Independent Order of St. Luke
From its inception, the Independent Order of St. Luke (IOSL) identified and provided for African American needs. Over three decades, the IOSL grew from a burial society to a fraternal order and life insurance company. It provided a social outlet and security to its members, including the payment of death benefits.
Maggie Walker took charge of the Order in 1899 when the need for economic independence was critical to improving lives of African Americans. She led the Order into the 20th century with the words, “Let us put our money together; let us use our money; Let us put our money out as usury among ourselves, and reap the benefit ourselves." Mrs. Walker’s ability to inspire and organize led to record accomplishments for the IOSL over the next 20 years. These included increased membership, financial security, and business ownership. More...
Maggie Walker and the Right Worthy Grand Council, the centralized head council of the Order were responsible for attracting new members. The success of fraternal societies hinged on membership recruitment and their payment of dues. In 1915, the “Every Member Campaign” called for 10,000 new members. The final count of 7,038 new adult members was due to each member recruiting one new member. In addition to membership drives, the IOSL employed a full time field staff whose sole purpose was membership recruitment. These workers received lucrative commission-based salaries and the satisfaction of seeing the steady growth of the Order. Walker and the St. Luke Boosters campaigned to increase membership regularly.

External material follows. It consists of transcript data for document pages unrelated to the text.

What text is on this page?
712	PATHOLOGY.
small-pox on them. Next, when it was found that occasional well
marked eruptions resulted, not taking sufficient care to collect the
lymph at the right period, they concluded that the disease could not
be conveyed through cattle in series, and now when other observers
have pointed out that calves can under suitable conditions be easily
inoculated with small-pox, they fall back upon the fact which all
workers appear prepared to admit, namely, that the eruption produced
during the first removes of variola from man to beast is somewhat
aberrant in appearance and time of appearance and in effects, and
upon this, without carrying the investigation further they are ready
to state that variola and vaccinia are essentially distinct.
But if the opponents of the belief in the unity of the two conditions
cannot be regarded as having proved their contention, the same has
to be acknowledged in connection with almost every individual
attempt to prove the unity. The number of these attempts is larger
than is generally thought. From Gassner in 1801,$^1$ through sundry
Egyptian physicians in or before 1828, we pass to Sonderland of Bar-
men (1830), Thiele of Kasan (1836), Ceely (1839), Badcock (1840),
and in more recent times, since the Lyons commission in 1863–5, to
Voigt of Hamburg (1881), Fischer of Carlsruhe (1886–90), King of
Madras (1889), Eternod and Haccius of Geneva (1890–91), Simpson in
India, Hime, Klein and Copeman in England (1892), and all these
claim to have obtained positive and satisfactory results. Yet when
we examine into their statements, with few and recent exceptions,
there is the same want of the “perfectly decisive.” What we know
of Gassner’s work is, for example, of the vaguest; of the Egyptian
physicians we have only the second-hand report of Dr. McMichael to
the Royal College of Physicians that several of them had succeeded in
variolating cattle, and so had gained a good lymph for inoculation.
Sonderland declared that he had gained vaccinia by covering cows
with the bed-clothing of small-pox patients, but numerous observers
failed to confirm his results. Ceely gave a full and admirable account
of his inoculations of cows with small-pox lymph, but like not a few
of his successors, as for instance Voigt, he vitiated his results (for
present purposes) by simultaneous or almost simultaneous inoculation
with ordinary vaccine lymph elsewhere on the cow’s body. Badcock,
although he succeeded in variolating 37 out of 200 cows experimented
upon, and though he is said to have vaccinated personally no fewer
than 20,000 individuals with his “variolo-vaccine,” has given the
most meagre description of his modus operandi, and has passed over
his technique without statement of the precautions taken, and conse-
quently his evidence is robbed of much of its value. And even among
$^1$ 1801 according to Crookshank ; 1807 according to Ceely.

Mrs. Walker was revered as an eloquent speaker. She traveled the East Coast, the South and Midwest, from city to city, promoting the IOSL. In 1924, the Order documented a presence in 24 states with 80,000 adult members and 20,000 youth members. As a co-founder of the Juvenile Department, Walker viewed it as critical to growing the next generation of members and leaders. To bring the mission of the IOSL to more people, Walker founded the St. Luke Herald, a weekly newspaper. It informed readers of IOSL work, and the social, economic, and legal injustices experienced in the black community.
White-owned firms denied the black community access to disability and life insurance in the Jim Crow era. As an African American fraternal organization, the IOSL resolved to provide weekly sickness and disability benefits and death claims for members, beginning in 1895. Like modern insurance companies, it offered choices in premiums for children, adults and seniors. By 1897, the IOSL issued 2,276 policies and paid eight death claims. Walker’s successful leadership in membership campaigns grew the treasury allowing prompt payment of death claims and lower costs for premiums. Mrs. Walker’s vision for her growing organization contributed to the development of modern, autonomous African American communities that provided services and needs from business and real estate financing to education, food, and clothing. Her business model also afforded African American women the opportunity to work as professionals and demanded that black men support these roles for their counterparts.